AI Art and Photography (2015-Present)

v.1.0 { 11.8.22 ///

The term AI is essentially a marketing buzzword used to describe the development of machine learning algorithms that are capable of generating realistic approximations based on massive datasets. The machine learning algorithms that underpin our popular notion of AI have their roots in post-WW2 computer science, but it wasn't until the 2000s that these algorithms were developed to analyze and reproduce visual outputs.

A flashpoint in visual machine learning development was the public release of Google's DeepDream Machine Learning Algorithm. DeepDream was a convolutional neural network (CNN) designed to find and enhance patterns in images, especially images of dogs, slugs, and disembodied eyes splayed out in psychedelic arrays. It was a very "weird internet" way of showing how computer vision interprets patterns in images. The next development came from General Adversarial Network (GAN) Machine Learning algorithms which took image synthesis to the next level, first with the neural style-transfer apps (ie, turn your selfies into Starry Night), then in 2018 with NVIDIA's StyleGAN which could generate photorealistic faces. Around that same time OpenAI began developing advanced natural-language processing models beginning with GPT and continuing with CLIP, which was trained on text-to-image pairs. The first public release of that technology for visual art synthesis came in 2021 with OpenAI's DALLE and the VQGAN+CLIP algos hosted on google collabs like Disco Diffusion. These algorithms allowed artists to reliably generate images directly from a text prompt, these artists also developed an aesthetic of liminal imagery culled from the noise of visual data.

In the summer of 2022, AI Art erupted into the mainstream thanks to the release of DALLE2, MidJourney, and Stable Diffusion. Apart from the obvious improvements in resolution and visual fidelity within the algorithms, their developers pivoted towards a mostly subscription-based service model that gave users access through their browsers through content-moderated platforms. Developers also ceded monetization rights to users while keeping a license on generated images and prompts.

The advancement of text-to-image generation AIs is not without controversy, as the companies behind DALLE and Stable Diffusion have been called out for how they obtain and train their datasets. Scraping of internet data on a large scale is legally protected as fair use as long as it's done for research, so private companies exploit this loophole by funneling their development through research institutions that gather vast sets of data containing copyrighted material from stock image sites like Shuttrstock, portfolio hosting sites like ArtStation and Flickr, as well as social media sites. These copyrighted images are relicensed into open-sourced AIs with commercial applications. Critics have called this process "Data Laundering" and the result is an appropriation factory —an algorithm that can generate a replica of a living artist's work without their consent, often for a small fee.

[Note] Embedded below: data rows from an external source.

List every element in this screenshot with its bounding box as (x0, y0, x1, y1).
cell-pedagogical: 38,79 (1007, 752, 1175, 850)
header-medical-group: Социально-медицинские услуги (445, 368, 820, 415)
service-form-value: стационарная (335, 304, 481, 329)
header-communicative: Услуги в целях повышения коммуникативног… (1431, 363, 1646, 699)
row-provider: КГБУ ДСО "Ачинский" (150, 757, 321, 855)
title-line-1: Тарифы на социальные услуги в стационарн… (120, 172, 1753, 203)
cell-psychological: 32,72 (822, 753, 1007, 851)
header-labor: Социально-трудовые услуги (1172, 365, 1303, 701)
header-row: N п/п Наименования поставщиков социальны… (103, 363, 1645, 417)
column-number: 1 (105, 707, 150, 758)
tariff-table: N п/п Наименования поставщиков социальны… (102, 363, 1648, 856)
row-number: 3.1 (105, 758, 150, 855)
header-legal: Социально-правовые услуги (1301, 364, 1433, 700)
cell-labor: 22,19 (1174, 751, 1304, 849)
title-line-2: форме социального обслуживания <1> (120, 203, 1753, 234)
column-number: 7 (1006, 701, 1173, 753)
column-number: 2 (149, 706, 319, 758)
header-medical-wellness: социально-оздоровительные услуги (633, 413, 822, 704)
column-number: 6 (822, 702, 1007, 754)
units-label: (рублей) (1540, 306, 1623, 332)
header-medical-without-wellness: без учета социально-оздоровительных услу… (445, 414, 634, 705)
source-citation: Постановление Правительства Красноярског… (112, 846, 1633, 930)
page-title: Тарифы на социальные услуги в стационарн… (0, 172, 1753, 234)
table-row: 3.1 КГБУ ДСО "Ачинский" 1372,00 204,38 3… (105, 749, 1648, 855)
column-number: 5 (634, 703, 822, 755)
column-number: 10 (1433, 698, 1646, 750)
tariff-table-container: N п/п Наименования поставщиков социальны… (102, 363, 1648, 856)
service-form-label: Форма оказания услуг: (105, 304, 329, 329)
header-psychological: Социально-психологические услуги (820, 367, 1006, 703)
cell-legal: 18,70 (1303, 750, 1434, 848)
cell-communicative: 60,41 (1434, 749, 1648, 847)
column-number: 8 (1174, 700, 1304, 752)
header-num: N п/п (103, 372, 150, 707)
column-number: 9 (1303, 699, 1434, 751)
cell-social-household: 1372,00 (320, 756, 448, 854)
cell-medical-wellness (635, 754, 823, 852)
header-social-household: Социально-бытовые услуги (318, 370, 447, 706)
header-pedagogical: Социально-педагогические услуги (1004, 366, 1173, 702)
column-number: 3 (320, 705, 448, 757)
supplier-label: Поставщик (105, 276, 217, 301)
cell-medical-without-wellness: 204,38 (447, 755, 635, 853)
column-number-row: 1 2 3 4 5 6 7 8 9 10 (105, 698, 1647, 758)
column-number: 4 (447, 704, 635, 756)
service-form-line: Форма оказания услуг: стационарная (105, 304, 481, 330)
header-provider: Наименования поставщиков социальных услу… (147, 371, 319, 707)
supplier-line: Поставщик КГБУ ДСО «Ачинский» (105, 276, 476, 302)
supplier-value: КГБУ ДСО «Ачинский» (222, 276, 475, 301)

This structural critique requires a structural solution, but it doesn't detract from the fact that Generative Image AIs are powerful tools for creators that master the art of prompting. In a way these AIs are made for poets, they benefit from an economy of language, and from ritual semantic gestures. It's kind of like casting a spell, or summoning a spirit. The artist must be careful to choose the right words and to ask the right question. But what does this appropriation factory mean aesthetically?

At its most basic, the new wave of AI Art offers a kind of fast-food aesthetic, a quickly served sludge of visual culture. Among users there is tendency towards waifus, cyberpunk, or historical fantasy, which to some degree reflects the biases of the trained datasets, where bodies are white, cis, and abled by default. There is also a tendency to render contemporary pop culture as renaissance or modernist paintings, as if defining new canons. Lev Manovich perceptively points out that these tendencies are similar to other folk arts and this is a useful lens to look at AI Art. A new generation creates their own kitsch. These are appropriation factories in a political sense, but mathematically they are averaging machines. The AI can only approximate between its existing dataset and while it can evoke a strange and beautiful liminality between visual forms and media, it won't be able to visualize what doesn't exist. This fact is a refuge for artists, these AIs will only do what we ask them to do. For the most experienced artists, AI is another tool in their arsenal.

Photography is one field that will be profoundly affected by generative image AIs. First, because they are the ultimate culmination of the image archive in the sense that it can evoke an infinite number of datapoints within a prescribed set. This is a moment of triumph for big data and its predictive aesthetics, which leads to the second point. Photography has had a tenuous relationship with truth for some time now, but as generative image AIs learn to create photorealistic imagery without cameras or subjects, photography becomes totally unmoored from that 20th century role as the objective observer of truth. The aesthetics of verisimilitude from 20th century photojournalism and surveillance media will give way to a 21st century aesthetics of predictive algorithms. As artists using these emerging tools, the task isn't just to create, but to question how these systems are designed to work, who do they benefit, who do they harm; and to imagine alternatives both through material/economic structures but also through liminal  aesthetics and tactical approaches.